A 10th round draft pick in 2013, Pagan made his big league debut in 2017 and posted a 3.22 ERA over 34 games spread over four stints with Seattle. He endured a rocky first couple of outings but, after being called up for good in the second half, eventually worked his way into a late-inning setup role. Pagan struck out 56 and walked just eight in 50 1/3 innings, numbers that surely popped out to Oakland’s front office.

He’ll likely be called upon in middle relief to help set the table for Chris Hatcher and closer Blake Treinen, as the bullpen currently looks.

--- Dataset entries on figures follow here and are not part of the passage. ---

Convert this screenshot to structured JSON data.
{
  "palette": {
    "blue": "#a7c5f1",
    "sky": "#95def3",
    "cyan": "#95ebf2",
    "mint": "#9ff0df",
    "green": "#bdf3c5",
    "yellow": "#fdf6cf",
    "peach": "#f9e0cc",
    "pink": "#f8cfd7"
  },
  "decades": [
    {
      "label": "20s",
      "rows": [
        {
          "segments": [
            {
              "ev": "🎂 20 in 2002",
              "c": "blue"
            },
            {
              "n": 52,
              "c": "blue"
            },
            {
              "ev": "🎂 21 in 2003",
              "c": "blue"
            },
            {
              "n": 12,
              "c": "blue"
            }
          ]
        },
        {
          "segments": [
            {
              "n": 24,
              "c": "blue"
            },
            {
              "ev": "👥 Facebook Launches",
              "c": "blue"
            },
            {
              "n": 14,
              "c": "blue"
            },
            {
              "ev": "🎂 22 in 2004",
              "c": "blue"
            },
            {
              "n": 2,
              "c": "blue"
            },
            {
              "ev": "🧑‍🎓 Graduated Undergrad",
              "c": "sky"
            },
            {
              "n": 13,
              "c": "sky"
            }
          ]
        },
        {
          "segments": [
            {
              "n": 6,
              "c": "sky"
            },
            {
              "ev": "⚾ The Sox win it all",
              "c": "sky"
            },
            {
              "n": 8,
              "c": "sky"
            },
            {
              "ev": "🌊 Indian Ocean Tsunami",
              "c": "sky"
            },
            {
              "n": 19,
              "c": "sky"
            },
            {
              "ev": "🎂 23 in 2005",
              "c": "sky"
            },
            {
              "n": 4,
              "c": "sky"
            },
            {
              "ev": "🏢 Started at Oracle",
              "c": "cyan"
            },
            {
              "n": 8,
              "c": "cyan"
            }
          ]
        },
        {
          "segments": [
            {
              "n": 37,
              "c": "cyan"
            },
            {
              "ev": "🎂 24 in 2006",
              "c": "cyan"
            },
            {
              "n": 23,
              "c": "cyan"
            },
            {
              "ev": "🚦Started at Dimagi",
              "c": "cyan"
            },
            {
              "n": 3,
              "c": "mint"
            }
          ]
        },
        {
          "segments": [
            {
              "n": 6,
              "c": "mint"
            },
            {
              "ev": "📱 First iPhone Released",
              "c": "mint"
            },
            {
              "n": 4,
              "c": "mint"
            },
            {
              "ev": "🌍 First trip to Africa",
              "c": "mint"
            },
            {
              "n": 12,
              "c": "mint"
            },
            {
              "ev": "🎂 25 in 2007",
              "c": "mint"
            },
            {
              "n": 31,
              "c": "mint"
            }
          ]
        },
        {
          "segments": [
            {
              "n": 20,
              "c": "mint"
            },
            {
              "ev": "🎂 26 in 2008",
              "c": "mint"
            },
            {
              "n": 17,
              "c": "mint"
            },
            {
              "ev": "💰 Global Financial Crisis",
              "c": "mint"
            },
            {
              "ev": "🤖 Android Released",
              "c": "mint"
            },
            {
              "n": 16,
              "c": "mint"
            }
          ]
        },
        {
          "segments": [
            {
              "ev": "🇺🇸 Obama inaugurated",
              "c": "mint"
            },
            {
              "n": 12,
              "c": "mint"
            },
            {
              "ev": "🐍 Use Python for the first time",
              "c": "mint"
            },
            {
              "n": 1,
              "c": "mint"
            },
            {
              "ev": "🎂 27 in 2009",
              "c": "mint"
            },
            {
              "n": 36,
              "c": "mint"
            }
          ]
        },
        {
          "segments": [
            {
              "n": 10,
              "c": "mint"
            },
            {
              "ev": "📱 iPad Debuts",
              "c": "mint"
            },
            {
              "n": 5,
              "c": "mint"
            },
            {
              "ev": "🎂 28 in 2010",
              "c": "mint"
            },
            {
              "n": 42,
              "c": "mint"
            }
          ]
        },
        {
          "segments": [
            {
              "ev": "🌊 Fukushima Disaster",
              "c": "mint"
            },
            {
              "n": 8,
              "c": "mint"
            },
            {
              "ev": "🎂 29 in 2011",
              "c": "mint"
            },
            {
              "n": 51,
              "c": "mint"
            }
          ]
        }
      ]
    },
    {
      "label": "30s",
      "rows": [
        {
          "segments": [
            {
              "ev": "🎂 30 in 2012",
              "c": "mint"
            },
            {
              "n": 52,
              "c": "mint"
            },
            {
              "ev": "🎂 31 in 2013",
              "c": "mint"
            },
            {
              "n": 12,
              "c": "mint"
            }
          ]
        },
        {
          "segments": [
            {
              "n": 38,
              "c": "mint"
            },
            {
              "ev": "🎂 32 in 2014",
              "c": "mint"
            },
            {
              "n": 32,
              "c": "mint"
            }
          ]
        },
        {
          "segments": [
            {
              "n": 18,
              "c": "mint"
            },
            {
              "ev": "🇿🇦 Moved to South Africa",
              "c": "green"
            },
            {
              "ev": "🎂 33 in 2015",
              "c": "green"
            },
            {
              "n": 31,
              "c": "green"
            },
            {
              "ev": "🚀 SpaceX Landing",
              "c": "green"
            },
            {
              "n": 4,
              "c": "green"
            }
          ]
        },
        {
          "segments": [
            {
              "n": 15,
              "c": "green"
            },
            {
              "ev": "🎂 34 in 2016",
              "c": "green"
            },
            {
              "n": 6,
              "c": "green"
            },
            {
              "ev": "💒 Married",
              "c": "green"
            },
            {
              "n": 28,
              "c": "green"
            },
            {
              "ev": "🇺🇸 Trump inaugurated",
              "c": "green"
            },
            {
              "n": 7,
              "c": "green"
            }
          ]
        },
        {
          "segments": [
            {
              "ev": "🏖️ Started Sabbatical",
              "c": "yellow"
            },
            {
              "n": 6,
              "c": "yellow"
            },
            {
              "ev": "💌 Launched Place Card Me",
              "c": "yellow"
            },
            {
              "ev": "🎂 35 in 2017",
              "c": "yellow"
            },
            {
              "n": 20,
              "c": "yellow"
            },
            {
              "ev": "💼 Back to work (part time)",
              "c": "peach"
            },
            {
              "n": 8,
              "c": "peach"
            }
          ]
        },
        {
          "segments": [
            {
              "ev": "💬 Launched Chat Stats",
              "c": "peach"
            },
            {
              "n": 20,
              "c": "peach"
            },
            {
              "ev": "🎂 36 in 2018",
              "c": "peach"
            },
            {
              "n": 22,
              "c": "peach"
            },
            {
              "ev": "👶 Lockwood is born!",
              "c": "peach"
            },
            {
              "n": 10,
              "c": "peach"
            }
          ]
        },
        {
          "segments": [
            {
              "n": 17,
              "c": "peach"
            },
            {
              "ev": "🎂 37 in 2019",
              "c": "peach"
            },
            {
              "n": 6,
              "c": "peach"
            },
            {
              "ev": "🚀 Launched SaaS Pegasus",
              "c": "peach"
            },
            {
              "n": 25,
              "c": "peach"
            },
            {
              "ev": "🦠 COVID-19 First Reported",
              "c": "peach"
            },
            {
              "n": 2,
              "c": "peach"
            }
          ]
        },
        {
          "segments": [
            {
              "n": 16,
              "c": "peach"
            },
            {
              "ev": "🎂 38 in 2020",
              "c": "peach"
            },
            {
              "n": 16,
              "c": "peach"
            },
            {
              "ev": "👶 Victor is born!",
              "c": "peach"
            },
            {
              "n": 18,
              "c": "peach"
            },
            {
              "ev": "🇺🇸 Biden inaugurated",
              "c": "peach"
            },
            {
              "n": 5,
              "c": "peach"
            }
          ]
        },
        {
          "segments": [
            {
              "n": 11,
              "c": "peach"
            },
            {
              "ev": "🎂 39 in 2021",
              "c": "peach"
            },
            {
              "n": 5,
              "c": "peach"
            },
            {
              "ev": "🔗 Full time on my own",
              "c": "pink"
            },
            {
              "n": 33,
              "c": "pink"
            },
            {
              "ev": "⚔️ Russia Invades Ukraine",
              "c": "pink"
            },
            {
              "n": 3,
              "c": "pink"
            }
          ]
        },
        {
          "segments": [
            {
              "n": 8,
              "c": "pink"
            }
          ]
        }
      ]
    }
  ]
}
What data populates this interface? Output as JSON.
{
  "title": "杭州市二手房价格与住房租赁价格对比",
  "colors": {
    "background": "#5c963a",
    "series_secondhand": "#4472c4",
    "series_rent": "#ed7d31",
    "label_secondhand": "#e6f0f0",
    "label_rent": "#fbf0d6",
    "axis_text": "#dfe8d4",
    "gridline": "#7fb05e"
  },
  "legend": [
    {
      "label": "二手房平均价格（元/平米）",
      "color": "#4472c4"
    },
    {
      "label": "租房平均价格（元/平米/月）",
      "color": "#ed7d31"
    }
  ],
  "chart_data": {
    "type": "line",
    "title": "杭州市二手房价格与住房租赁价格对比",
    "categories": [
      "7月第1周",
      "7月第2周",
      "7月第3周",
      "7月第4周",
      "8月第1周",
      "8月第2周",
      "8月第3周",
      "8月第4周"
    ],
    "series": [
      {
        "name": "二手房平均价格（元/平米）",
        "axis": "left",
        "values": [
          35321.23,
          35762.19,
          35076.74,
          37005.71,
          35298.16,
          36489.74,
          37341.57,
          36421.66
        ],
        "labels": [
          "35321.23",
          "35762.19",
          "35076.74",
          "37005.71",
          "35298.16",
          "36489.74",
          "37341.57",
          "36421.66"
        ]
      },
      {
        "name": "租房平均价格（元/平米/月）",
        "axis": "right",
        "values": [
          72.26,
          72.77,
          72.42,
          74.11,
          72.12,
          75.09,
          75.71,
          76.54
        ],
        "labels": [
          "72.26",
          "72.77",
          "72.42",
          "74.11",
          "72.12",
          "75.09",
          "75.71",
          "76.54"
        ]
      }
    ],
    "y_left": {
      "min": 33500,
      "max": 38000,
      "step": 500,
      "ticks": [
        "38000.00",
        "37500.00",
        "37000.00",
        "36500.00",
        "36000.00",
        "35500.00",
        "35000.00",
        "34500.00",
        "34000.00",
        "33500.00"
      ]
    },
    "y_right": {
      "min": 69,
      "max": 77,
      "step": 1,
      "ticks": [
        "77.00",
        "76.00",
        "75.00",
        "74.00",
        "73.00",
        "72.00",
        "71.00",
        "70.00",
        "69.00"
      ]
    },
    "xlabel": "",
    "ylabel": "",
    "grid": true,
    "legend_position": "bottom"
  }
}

Campos, just 17, spent this past season in the Dominican Summer League, and Forst said the A’s were eyeing Campos last summer when they eventually traded Yonder Alonso to the Mariners. Oakland wound up getting center fielder Boog Powell back in that deal.

Did the A’s rake in enough for Healy? As with all trades, it will take time to judge. But it’s fair to say that Healy’s departure will be felt in a clubhouse that is characterized by the emergence of many young position players, and he was a part of that group. In fact, when Healy was called up in July 2016 — knocking Danny Valencia out as the regular third baseman — he became the first of several promising position-player prospects to establish himself in Oakland’s lineup.

He rented a house in the East Bay and eventually took in Chapman, Olson and Chad Pinder as roommates. There’s a fiery side to Healy’s on-field personality that was a positive for the A’s, and watching him play Oakland as a member of an AL West rival will make for entertaining theatre.

Another storyline is how Davis takes to being a regular DH. Forst praised Davis’ approach to his game and doesn’t anticipate any problems, adding that the A’s still want to get Davis some time in the outfield.